Mastro Gill trasalì. «La Luce me ne guardi!» esclamò. «La locanda sarebbe sua, quest’ora. Se fosse mia moglie...! Cosa c’entra, con la lettera dell’Erede?»

«Niente» rispose Mat. «Ma hai continuato così a lungo che pensavo avessi dimenticato le tue stesse domande.» Gill emise un verso strozzato e Thom scoppiò a ridere. Mat non diede al locandiere il tempo di replicare. «La lettera è sigillata» disse. «Elayne non mi ha detto cosa c’è scritto.» Thom lo guardava in tralice e si lisciava i baffi: cosa credeva, che avrebbe confessato d’averla aperta? «Ma non penso che torni a casa. Vuole davvero diventare Aes Sedai, secondo me.» Raccontò il tentativo di consegnare la lettera, smussando alcuni spigoli che non occorreva si risapessero.

«I nuovi» disse Gill. «L’ufficiale, almeno, pare uno di loro. Ci scommetterei. Non sono meglio dei banditi, per la maggior parte. Aspetta il pomeriggio, ragazzo, quando cambieranno le guardie alla porta. Fai subito il nome dell’Erede e abbassa un poco la cresta, nel caso il tuo interlocutore sia uno degli uomini di Gaebril. Nocche sulla fronte, non avrai difficoltà.»

«Non ci penso nemmeno, maledizione. Non lecco i piedi a nessuno. Neanche a Morgase. Stavolta non mi avvicinerò neppure alle guardie.» Ma gli sarebbe piaciuto sapere quali voci avesse diffuso il ciccione. Gli altri due lo fissarono come se fosse impazzito.

«E come conti d’entrare nel Palazzo Reale senza passare davanti alle Guardie?» domandò Gill. Sgranò gli occhi, come per un ricordo improvviso. «Luce santa, non vorrai... Ragazzo, avrai bisogno della fortuna del Tenebroso, per non lasciarci la pelle!»

«Cosa t’è venuto in mente, Basel?» disse Thom. «Mat, quale sciocca bravata hai escogitato?»

«La fortuna è dalla mia, mastro Gill» disse Mat. «Tu pensa a farmi trovare un buon pasto, quando torno.» Nell’alzarsi, prese il bussolotto e lanciò i dadi accanto al tavoliere. Il gatto balzò giù dal tavolo, inarcò la schiena e soffiò contro di lui. I cinque dadi si fermarono: tutti segnavano “uno". Gli Occhi del Tenebroso.

«Questo punteggio può essere il migliore o il peggiore» disse Gill. «Dipende dal gioco, no? Ragazzo, secondo me hai intenzione di giocare un gioco pericoloso. Perché non prendi i dadi e vai nella sala comune a perdere qualche monetina? Hai l’aria del tipo a cui piace giocare. Provvederò io a far giungere la lettera a chi di dovere.»

«Coline vuole che tu pulisca gli scarichi» disse Mat; mentre il locandiere batteva le palpebre e borbottava tra sé, si rivolse a Thom: «Non c’è molta diversità, se mi becco una freccia nel tentativo di consegnare la lettera o un coltello nella schiena durante l’attesa. Le probabilità sono le stesse: sei a favore e mezza dozzina contro. Thom, pensa solo a farmi preparare quel pasto.» Gettò sul tavolo davanti a Gill un marco d’oro. «Fai mettere in una stanza il mio bagaglio, locandiere. Se la moneta non basta, te ne darò altre. Maneggia con prudenza il rotolo di tela cerata: a Thom fa venire la tremarella.»

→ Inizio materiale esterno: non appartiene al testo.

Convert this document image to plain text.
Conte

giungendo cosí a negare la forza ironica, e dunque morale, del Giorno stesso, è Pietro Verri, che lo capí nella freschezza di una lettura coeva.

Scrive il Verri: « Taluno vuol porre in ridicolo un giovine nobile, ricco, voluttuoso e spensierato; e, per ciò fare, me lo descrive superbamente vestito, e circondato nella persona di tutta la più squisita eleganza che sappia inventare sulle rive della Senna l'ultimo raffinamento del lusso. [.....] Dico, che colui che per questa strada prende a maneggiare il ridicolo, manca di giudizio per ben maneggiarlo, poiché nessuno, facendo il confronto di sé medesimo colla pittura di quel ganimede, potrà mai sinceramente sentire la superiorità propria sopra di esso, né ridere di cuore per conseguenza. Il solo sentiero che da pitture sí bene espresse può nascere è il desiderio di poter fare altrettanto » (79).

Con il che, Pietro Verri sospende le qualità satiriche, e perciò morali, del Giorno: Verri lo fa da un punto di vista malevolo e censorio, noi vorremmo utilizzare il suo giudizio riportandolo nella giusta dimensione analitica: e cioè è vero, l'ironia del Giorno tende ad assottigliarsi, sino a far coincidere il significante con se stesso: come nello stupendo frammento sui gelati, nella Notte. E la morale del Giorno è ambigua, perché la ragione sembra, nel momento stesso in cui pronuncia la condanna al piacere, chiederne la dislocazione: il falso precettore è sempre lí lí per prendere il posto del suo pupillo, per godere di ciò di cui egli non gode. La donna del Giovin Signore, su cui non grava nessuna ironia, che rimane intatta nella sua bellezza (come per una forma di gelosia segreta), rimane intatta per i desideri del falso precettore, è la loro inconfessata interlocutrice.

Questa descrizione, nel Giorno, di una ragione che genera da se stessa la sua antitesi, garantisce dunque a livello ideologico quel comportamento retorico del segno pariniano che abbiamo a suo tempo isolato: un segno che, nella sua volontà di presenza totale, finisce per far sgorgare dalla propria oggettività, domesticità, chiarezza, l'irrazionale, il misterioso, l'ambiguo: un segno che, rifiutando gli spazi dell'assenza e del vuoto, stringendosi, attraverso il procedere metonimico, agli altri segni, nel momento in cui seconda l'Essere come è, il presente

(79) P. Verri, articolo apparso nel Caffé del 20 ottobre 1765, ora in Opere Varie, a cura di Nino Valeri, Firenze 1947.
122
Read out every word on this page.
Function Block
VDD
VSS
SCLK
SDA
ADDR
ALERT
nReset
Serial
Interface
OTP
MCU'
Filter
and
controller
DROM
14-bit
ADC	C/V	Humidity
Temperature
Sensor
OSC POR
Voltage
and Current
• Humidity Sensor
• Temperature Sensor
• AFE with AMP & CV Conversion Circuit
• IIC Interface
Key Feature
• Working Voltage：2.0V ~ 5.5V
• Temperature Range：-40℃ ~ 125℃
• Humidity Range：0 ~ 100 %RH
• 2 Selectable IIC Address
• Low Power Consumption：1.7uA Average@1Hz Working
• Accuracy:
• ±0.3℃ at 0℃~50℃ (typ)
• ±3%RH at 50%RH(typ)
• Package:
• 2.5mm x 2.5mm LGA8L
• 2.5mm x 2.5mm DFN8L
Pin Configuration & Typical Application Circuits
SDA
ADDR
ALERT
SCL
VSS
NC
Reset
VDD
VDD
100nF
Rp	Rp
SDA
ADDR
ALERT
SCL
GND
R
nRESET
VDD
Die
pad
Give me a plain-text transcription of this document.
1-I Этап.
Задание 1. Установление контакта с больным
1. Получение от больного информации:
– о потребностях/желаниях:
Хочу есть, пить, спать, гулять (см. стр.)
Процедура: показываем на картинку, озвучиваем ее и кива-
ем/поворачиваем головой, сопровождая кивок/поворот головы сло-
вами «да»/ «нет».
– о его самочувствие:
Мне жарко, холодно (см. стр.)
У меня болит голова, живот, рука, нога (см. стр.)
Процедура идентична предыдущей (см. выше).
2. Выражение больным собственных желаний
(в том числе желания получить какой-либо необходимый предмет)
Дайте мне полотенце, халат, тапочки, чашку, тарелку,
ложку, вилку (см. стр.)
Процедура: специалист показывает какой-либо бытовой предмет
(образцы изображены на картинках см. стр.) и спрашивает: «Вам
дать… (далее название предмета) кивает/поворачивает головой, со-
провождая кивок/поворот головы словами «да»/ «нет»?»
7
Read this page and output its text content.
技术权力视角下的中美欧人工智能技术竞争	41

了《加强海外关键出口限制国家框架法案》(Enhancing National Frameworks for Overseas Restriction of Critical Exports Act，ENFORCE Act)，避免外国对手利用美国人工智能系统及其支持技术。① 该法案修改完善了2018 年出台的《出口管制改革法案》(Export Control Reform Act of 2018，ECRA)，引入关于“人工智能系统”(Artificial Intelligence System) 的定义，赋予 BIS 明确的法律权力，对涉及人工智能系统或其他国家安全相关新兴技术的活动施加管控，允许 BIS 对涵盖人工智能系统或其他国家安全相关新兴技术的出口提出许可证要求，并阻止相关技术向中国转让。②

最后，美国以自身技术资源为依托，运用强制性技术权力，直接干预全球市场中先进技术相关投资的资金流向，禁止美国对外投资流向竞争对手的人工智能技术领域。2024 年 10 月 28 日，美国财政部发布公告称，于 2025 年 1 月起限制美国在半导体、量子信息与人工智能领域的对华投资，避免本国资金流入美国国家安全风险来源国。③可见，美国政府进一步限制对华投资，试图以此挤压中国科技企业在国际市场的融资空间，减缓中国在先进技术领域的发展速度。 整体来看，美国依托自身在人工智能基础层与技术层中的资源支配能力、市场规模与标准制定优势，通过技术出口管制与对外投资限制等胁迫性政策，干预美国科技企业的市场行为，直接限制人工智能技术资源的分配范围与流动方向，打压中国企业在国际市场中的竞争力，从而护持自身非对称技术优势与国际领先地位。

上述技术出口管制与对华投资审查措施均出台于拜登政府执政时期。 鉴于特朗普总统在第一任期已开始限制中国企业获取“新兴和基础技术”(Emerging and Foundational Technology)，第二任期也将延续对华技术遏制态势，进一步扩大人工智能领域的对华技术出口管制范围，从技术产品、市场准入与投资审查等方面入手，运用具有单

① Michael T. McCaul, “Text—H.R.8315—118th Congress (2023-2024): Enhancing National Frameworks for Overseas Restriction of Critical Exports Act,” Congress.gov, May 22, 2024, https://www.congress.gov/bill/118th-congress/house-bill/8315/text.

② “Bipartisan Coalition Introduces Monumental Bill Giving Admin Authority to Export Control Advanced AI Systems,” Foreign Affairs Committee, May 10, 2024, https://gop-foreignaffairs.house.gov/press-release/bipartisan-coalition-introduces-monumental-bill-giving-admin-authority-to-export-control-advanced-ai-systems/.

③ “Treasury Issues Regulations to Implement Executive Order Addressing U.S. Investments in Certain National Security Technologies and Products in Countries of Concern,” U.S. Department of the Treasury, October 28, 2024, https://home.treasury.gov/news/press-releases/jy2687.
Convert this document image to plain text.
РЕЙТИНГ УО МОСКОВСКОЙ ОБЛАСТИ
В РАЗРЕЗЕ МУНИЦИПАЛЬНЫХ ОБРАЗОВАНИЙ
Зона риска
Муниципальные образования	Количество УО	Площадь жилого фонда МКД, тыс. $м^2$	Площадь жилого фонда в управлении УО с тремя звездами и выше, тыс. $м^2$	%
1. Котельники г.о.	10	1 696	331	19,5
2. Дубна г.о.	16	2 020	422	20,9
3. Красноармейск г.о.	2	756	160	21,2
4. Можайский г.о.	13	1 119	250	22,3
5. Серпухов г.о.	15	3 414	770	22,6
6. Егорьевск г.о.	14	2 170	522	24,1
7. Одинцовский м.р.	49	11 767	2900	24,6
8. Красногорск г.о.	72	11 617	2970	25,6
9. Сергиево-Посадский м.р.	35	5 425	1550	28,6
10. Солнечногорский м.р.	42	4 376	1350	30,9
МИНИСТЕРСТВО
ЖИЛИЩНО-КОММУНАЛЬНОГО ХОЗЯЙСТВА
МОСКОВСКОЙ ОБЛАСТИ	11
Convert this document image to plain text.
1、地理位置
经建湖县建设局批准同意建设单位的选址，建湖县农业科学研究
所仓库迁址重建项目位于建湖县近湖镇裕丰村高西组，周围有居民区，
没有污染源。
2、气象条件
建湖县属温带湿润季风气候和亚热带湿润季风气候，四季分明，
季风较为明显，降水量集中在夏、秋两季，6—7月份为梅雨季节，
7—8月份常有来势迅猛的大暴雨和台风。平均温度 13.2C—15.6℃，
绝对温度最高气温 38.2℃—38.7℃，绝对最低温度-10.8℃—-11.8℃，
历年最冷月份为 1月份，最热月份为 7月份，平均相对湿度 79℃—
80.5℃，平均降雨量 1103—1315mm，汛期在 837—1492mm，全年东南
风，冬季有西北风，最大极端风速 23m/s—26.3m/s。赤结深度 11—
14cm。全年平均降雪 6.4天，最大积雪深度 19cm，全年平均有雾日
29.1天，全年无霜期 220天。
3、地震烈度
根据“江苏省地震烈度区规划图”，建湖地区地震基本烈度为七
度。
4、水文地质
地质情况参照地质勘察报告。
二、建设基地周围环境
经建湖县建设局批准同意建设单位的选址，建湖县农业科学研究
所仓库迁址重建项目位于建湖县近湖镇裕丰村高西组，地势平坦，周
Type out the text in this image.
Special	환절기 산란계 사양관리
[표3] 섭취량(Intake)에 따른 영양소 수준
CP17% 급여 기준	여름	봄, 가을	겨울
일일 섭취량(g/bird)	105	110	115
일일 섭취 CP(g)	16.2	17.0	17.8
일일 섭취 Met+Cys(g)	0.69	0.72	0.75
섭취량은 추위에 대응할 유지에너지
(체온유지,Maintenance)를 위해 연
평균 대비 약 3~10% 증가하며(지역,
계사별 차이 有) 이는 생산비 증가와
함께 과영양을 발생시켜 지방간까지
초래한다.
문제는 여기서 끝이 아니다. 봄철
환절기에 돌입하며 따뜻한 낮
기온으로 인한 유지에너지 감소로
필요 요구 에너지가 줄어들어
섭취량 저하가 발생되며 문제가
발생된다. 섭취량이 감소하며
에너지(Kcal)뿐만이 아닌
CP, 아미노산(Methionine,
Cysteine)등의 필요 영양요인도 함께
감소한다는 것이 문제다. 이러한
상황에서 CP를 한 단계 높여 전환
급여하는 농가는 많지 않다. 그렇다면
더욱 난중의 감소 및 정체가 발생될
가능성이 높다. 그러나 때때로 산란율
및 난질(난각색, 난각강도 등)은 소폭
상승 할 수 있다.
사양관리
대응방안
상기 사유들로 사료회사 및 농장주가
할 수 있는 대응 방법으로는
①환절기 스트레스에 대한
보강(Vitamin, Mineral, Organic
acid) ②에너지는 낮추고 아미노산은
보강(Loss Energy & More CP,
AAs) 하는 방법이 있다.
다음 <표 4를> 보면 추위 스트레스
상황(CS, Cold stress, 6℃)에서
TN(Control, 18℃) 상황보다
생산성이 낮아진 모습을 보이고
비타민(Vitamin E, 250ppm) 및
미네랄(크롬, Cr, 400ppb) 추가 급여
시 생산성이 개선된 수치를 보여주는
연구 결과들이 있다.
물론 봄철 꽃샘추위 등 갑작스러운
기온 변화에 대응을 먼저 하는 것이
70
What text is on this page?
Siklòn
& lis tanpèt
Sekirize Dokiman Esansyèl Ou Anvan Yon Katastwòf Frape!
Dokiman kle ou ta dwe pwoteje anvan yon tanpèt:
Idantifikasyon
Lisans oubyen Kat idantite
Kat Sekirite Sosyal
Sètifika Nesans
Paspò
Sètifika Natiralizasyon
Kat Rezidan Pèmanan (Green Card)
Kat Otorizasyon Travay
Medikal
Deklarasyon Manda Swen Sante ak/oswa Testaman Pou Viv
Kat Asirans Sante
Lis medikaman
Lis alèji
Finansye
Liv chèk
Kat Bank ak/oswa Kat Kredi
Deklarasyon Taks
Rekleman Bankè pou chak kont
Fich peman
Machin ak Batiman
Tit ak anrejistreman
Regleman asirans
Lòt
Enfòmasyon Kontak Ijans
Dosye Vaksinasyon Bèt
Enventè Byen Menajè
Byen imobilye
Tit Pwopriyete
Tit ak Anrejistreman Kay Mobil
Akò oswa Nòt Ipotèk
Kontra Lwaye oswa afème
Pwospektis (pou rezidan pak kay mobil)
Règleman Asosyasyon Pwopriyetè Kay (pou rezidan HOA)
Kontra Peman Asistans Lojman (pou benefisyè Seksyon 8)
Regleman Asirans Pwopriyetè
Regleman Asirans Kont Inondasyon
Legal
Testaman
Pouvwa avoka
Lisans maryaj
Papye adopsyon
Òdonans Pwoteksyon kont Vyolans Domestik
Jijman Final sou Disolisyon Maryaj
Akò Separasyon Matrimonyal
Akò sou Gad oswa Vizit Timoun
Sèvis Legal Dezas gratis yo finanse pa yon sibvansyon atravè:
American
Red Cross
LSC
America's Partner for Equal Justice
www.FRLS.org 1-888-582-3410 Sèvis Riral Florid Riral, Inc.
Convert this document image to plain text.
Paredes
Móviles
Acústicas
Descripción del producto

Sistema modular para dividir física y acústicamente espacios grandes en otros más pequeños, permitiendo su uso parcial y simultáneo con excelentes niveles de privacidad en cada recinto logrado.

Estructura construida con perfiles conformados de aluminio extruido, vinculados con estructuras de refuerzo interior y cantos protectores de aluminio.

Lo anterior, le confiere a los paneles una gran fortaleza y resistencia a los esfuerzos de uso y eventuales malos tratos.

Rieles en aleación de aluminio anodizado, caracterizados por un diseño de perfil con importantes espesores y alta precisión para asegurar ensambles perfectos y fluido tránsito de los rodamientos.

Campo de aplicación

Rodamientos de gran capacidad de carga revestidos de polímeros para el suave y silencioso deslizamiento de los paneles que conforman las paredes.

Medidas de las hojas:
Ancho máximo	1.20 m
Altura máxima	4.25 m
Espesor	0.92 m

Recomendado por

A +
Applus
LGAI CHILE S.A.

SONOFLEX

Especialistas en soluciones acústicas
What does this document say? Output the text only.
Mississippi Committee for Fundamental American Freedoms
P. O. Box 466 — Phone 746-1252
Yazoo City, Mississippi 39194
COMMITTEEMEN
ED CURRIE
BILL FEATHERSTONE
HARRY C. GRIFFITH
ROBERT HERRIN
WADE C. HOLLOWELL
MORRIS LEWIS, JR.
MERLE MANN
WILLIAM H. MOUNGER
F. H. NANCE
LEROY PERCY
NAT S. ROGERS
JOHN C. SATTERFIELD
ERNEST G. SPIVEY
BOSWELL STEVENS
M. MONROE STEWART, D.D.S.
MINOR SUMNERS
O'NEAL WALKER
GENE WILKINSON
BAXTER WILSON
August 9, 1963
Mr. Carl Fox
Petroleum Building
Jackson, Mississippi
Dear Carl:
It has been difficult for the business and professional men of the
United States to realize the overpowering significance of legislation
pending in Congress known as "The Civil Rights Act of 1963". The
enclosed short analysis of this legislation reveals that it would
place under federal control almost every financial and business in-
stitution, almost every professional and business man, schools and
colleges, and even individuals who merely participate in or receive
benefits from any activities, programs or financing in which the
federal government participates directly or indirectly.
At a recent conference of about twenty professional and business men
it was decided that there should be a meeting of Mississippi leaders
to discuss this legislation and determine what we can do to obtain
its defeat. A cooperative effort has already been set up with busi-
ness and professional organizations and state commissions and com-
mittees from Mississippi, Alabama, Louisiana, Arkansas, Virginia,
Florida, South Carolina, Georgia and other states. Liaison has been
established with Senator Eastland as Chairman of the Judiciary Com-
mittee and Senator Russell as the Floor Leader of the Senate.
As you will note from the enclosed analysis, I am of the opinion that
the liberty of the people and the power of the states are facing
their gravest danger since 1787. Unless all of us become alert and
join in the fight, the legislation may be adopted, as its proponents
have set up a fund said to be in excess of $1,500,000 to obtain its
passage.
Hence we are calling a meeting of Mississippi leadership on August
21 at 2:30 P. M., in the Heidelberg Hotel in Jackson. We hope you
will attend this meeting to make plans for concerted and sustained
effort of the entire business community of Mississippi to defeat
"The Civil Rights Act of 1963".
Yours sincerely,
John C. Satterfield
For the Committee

Nell’uscire, udì Gill dire a Thom: «Ho sempre pensato che quel ragazzo fosse un furfante. Come si è procurato quelle monete d’oro?»

"Vinco sempre, ecco come” pensò Mat, torvo. “Mi basta vincere ancora una volta, poi ho chiuso con Elayne e con la Torre Bianca. Devo vincere ancora una volta."